Les opérations militaires se sont propagées à travers la région et concernent maintenant plus de 10 pays. Elles ont déjà fait de nombreuses victimes civiles et détruit des biens de caractère civil. Israël a renforcé ses attaques contre le Liban ces dernières 24 heures en réponse aux attaques du Hezbollah. Les États-Unis ont déclaré que « les frappes les plus dures rest[ai]ent à venir ». L’Iran a prévenu que toute la région allait connaître une intensification du conflit et une hausse de l’insécurité à la suite de l’assassinat du Guide suprême et commandant en chef iranien, Ali Khamenei.

« Les civil·e·s ne doivent pas payer le prix des actes illégaux et irresponsables commis par les parties au conflit, qui réduisent à néant les principes d’humanité et de distinction figurant au cœur du droit international humanitaire et menacent les fondements mêmes de la paix et de la sécurité internationales. Les enjeux n’ont jamais été aussi forts. Les populations civiles de la région ont déjà enduré des cycles successifs de conflits et de violations massives, ainsi que des crimes de droit international. Leur protection doit maintenant être la première des priorités. Or, elles sont au contraire confrontées à encore plus de violence mortelle et de répression gratuites », a déclaré Agnès Callamard, secrétaire générale d’Amnistie internationale.

« Les parties au conflit doivent immédiatement cesser de commettre des attaques illégales, qu’il s’agisse d’attaques directes contre des civil·e·s, d’attaques aveugles ou d’attaques menées de façon disproportionnée, ou encore de l’utilisation d’armes explosives à large rayon d’impact dans des zones densément peuplées. Elles doivent prendre toutes les précautions possibles pour éviter les dommages civils.

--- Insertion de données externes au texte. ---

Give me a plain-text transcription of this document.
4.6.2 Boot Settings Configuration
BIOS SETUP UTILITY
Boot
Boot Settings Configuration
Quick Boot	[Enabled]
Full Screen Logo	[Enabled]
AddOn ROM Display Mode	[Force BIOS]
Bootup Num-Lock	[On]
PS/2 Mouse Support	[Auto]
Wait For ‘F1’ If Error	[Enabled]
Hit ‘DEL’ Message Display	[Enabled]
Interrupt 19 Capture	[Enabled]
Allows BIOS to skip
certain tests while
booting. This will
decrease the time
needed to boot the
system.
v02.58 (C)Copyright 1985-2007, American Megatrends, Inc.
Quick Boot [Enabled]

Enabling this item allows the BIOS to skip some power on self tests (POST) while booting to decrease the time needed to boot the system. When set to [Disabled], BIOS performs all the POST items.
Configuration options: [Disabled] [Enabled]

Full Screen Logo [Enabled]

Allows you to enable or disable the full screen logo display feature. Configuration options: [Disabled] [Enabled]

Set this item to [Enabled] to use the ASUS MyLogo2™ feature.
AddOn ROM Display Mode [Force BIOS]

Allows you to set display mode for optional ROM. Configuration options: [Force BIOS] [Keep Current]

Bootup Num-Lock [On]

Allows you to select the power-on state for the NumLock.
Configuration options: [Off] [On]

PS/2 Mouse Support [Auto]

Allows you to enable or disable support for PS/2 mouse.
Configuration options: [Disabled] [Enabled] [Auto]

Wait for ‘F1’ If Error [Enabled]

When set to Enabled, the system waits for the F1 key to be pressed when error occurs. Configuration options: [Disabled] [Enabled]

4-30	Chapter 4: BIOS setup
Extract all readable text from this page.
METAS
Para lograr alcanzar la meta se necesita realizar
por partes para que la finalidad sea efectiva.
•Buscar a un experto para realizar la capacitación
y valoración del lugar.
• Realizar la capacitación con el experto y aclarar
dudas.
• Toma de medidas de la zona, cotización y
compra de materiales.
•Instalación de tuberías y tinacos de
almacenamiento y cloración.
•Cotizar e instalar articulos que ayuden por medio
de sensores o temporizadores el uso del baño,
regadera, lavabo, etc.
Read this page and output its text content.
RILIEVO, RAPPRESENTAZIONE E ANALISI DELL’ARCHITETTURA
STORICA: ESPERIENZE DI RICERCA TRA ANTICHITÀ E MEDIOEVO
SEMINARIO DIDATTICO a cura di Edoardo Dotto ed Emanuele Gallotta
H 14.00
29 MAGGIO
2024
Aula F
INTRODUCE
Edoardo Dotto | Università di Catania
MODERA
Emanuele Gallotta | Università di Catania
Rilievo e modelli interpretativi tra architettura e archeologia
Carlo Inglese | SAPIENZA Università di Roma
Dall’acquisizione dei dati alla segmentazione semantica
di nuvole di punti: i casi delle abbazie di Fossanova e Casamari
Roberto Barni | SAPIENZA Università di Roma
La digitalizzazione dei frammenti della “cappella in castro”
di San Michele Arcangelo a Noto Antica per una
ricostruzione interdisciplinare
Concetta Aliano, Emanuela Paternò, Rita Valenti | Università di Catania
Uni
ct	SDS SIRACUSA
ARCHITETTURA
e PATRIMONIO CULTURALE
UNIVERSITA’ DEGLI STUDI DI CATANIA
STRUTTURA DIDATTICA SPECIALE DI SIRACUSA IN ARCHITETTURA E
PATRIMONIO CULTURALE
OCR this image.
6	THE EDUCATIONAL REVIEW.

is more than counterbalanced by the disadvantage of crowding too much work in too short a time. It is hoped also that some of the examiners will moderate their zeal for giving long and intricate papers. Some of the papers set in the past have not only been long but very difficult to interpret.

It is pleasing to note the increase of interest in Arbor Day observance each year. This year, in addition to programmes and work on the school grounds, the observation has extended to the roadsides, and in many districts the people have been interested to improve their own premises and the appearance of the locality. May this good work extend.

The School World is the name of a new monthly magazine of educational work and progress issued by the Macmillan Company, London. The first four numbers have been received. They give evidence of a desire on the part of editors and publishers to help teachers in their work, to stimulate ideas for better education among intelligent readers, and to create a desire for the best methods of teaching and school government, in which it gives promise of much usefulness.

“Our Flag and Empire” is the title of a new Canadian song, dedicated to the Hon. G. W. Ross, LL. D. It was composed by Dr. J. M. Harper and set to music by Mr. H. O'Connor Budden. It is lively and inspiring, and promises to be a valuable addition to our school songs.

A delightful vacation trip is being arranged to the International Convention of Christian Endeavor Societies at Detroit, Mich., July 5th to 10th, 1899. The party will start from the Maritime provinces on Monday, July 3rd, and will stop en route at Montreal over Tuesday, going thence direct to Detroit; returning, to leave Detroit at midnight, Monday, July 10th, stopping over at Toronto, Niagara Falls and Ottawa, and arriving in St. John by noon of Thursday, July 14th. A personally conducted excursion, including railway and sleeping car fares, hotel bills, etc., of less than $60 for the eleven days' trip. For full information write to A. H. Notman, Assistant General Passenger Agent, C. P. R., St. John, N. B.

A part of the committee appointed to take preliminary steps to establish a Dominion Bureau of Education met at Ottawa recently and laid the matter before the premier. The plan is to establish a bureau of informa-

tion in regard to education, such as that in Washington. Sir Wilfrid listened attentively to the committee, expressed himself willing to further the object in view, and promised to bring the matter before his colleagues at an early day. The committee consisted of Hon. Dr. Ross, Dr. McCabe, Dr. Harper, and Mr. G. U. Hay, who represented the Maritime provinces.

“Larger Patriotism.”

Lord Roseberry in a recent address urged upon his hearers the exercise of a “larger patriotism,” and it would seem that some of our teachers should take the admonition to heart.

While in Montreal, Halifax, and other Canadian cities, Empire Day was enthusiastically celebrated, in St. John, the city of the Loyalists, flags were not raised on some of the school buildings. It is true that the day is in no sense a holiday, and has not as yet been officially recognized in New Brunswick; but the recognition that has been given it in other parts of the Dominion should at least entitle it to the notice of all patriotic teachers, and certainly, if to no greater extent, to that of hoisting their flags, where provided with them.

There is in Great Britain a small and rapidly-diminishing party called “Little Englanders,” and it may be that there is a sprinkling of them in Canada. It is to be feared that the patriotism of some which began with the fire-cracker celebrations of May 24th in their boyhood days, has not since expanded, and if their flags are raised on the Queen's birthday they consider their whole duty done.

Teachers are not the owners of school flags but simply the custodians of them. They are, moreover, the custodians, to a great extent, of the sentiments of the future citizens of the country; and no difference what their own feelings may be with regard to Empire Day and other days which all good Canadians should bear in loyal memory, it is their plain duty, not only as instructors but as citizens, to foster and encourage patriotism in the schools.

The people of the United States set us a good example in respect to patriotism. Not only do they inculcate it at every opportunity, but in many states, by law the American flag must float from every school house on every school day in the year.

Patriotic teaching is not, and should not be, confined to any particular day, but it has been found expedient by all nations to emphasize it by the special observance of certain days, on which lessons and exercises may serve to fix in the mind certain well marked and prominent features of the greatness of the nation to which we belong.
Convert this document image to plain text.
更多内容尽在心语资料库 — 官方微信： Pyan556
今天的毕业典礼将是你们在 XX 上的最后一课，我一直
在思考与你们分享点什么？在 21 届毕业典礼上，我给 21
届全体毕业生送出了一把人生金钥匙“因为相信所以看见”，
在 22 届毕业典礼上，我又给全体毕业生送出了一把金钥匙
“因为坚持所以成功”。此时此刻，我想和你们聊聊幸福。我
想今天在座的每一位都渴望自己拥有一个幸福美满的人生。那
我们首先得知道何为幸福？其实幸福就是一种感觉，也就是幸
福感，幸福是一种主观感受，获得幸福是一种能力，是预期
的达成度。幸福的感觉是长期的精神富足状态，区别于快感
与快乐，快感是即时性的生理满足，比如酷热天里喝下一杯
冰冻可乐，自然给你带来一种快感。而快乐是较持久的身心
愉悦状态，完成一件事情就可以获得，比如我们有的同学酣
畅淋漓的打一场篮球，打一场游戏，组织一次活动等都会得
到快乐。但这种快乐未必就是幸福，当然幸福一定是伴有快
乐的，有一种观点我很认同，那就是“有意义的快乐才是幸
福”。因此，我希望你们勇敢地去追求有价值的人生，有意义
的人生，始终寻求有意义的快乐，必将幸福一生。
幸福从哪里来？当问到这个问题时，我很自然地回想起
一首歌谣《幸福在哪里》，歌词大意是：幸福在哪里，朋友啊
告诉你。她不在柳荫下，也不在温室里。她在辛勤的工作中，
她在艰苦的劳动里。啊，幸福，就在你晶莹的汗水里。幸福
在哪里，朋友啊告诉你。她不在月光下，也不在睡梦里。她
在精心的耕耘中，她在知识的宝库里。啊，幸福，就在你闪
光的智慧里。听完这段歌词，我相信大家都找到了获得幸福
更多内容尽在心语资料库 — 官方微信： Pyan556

« Face à la menace croissante d’un conflit international de longue durée, le respect du droit international humanitaire et relatif aux droits humains est plus urgent que jamais. Le non-respect de ces obligations ne fera qu’aggraver le bilan humain déjà très lourd et entraîner la région vers une nouvelle catastrophe sur le plan humanitaire et relatif aux droits humains. »

Attaques contre l’Iran et riposte iranienne

La Société du Croissant-Rouge iranien a indiqué le 3 mars 2026 que 787 personnes avaient été tuées en Iran depuis le début des attaques. Le 28 février, selon les autorités iraniennes, 165 personnes, dont environ 150 écolières, ont été tuées par une frappe qui a touché une école de la ville de Minab, dans le sud du pays (province du Hormozgan). L’UNESCO a qualifié le bombardement de cette école de « grave violation du droit humanitaire » et a alerté sur le fait que les attaques contre des établissements scolaires mettaient en danger les élèves et les enseignant·e·s et nuisaient aux protections garanties par le droit international humanitaire. Le Haut-Commissariat aux droits de l’homme de l’ONU a réclamé une enquête rapide, impartiale et approfondie sur cette « horrible » tragédie.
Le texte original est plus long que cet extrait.